The cyclical nature of insurance, coupled with both changing and emerging risks, will always influence the insurance and financial industries. New alternatives are being sought to address both unmet needs and a lack of capacity. Alongside these new alternatives are creative ways to employ more mature solutions. In the wake of the challenges caused by the hard market and the uncertainties and questions resulting from the experience of the COVID-19 pandemic, one solution that many companies are turning to or returning to—and expanding upon—is captive insurance.

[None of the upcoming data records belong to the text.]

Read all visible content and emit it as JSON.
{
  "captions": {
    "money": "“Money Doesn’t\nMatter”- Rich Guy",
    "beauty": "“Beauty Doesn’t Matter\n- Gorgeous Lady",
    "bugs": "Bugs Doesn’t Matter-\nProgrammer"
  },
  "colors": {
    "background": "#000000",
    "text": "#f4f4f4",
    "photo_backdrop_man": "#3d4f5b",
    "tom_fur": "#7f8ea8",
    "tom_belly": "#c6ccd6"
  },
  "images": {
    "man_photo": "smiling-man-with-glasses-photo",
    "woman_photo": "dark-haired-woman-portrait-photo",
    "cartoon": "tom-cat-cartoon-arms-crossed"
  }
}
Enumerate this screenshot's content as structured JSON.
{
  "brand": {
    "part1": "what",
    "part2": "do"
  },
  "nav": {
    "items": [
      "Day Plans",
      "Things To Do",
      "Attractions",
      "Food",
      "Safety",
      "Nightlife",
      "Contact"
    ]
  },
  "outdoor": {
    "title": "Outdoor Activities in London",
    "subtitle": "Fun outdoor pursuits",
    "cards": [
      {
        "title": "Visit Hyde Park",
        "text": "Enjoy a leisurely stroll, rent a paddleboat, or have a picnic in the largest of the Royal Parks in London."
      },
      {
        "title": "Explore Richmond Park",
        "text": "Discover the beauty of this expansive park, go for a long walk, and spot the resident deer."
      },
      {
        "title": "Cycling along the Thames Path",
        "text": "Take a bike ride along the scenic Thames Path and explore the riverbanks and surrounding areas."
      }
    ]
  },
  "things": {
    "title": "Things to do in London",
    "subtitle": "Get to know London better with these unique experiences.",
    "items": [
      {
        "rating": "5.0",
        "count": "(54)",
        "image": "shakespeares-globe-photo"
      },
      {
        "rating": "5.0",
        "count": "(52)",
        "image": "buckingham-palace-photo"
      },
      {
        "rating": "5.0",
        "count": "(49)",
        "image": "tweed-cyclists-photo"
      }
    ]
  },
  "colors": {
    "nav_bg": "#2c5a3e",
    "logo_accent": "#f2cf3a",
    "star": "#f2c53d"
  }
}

This article will explain some of the elementary aspects of captives and highlight reasons as to why this solution is receiving renewed attention. The views here are simply meant to add a few points on the map, as it were, for inquiring minds who hope to better understand and navigate the captive landscape.
What Is a Captive
To begin with, it is essential to define terms. What is a captive insurance company? In the most simplistic terms, a captive insurance company is an insurance subsidiary of a noninsurance entity or parent and is owned by the insured.
The Purpose of a Captive
While it is true that a purpose of a captive insurance company is to generate revenue, this is not the fundamental reason, nor can it justify, absolutely to all parties, the existence of formation and ongoing operations of a bona fide insurance company.
To be very clear, the purpose of an insurance company and, therefore, a captive is to pay losses (your own losses) and to afford you (the owner) more control over your risk and any losses that do occur.
Put another way, captives are an alternative risk transfer mechanism used to finance risk. They are neither inherently mysterious nor illegal, but neither are they a silver bullet for all situations. The fact that the insured, or an entity closely related to the insured, is the owner/operator is a separate and distinct fact, which may or may not intrude on the captive transaction.
Captives versus Traditional Insurance
Traditional insurance transactions begin by providing an insurance company information used for underwriting and determining premiums, which are paid as consideration in a contract (policy) issued by the insurance company that obligates the company to repay losses of the policyholder under the specified conditions of the contract. However, if circumstances warrant, as they often do, other options may be sought where alternative risk financing and transfer mechanisms may prove quite useful in addressing the unmet needs of companies from traditional insurance. One of these options is captive insurance.
The best captive insurance companies are those created and utilized by companies that understand their risk profile better than the traditional market does, having superior loss histories and more robust risk management in place. These captives are run and operated by sophisticated companies looking for greater control over their risk and their risk financing.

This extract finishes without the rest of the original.